Virtually every supporting character crosses paths with one another, and when The Lothario meets up with The Christian, his response to the former virgin's lack of experience is simply "What? Oh, right, right, the God thing" and then he proceeds to give an impromptu graphic lesson in sex positions.

Also of note is Jason Segel's witty stepbrother, a husband and father and whose wife is tricked into a harmless dirty joke of pantomiming oral sex on her spouse. The non-explicit no-hard-feelings vulgarity of this scene nearly encapsulates the Apatow ethos at play from film to film.
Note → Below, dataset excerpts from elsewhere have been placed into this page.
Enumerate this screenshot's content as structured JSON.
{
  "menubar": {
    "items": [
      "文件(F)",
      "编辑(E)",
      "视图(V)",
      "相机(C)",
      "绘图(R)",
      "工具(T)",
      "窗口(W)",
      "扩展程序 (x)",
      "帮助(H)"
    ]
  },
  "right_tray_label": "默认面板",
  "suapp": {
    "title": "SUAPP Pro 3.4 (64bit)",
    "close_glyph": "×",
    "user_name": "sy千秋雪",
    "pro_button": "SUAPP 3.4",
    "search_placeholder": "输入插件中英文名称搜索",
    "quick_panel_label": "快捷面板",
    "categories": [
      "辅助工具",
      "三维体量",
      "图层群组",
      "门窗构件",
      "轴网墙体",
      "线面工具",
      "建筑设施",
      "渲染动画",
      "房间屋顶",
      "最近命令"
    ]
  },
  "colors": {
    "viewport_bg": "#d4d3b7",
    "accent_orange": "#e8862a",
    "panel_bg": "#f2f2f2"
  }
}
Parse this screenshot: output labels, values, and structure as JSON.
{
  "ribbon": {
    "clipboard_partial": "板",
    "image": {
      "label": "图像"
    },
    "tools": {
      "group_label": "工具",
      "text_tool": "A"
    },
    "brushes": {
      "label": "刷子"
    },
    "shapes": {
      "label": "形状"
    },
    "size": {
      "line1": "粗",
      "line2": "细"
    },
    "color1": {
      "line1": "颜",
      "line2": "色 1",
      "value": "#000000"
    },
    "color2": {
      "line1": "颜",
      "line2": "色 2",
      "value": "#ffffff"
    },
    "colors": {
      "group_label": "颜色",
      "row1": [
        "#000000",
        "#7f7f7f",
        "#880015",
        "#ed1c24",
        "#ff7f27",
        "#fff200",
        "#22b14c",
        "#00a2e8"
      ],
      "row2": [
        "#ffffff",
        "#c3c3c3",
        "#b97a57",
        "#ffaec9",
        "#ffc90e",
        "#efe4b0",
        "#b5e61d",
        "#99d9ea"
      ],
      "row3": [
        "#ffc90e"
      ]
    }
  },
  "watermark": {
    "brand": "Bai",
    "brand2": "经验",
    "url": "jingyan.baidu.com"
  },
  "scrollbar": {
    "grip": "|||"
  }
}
We have in this film a 50/50 ratio of married and unmarried people, all of whom are shown to be sexually active and open-minded about it, including Christian dorks. That's a hell of a lot more "progressive" than the manner in which Baby Mama and Juno casually offer single yuppie midwifery and guilt-free adoption as emotionally agreeable and valid alternatives to the formation of (gasp) nuclear families.

Which brings me to the first thing I noticed coming out of the theater, a strange dichotomy to the cultural sensitivity: three of the four leads are Hollywood fucks with lives most people simply cannot relate to. Titular Sarah Marshall is an actress, her new boyfriend The Lothario is a freaking international rock star, and Jason Segel composes music for television, including Sarah's show. Everyone is worried about their careers. The only non-entertainment industry person is Segel's new love interest Mila Kunis, who works at the Hawaiian hotel. She encourages him to follow his dream of mounting a theatrical rock opera, which he certainly couldn't afford to do if not for his prior industry capital.

Would it have been so hard to make the key players non-famous people? There was nothing in the story that couldn't have worked without that detail, even the Rock Opera could've been realized by Segel's character on a smaller budget in less elaborate scale than what we end up seeing in the film.

Who relates to this, outside of people who are in or want to be in the entertainment industries? Steve Carrell's employment at a Best Buy type store in Virgin seems practically proletariat by comparison. Knocked Up's female lead was a TV hostess as well, and the detail was just as irrelevant to the story.

I really am surprised, and hope this doesn't reflect a disconnectedness stemming from the time some F&G kids spent growing up a bit in the world of The Arts - I recently saw 1998's SLC Punk and was surprised to see an 18 year old Segel in the supporting cast.

Anyhow, the next event Apatow production is Pineapple Express, some sort of stoner action comedy hybrid directed by David Gordon Green, of all people...So we'll continue to see the full spectrum of the F&G alumni's cultural outlook, which in spite of some apparent Hollywood out-of-touchedness continues to be more empathic and honest towards the post-Boomer generations' emotional needs and concerns than any of their competitors.

And those emotional needs certainly include a bigger, better weed comedy.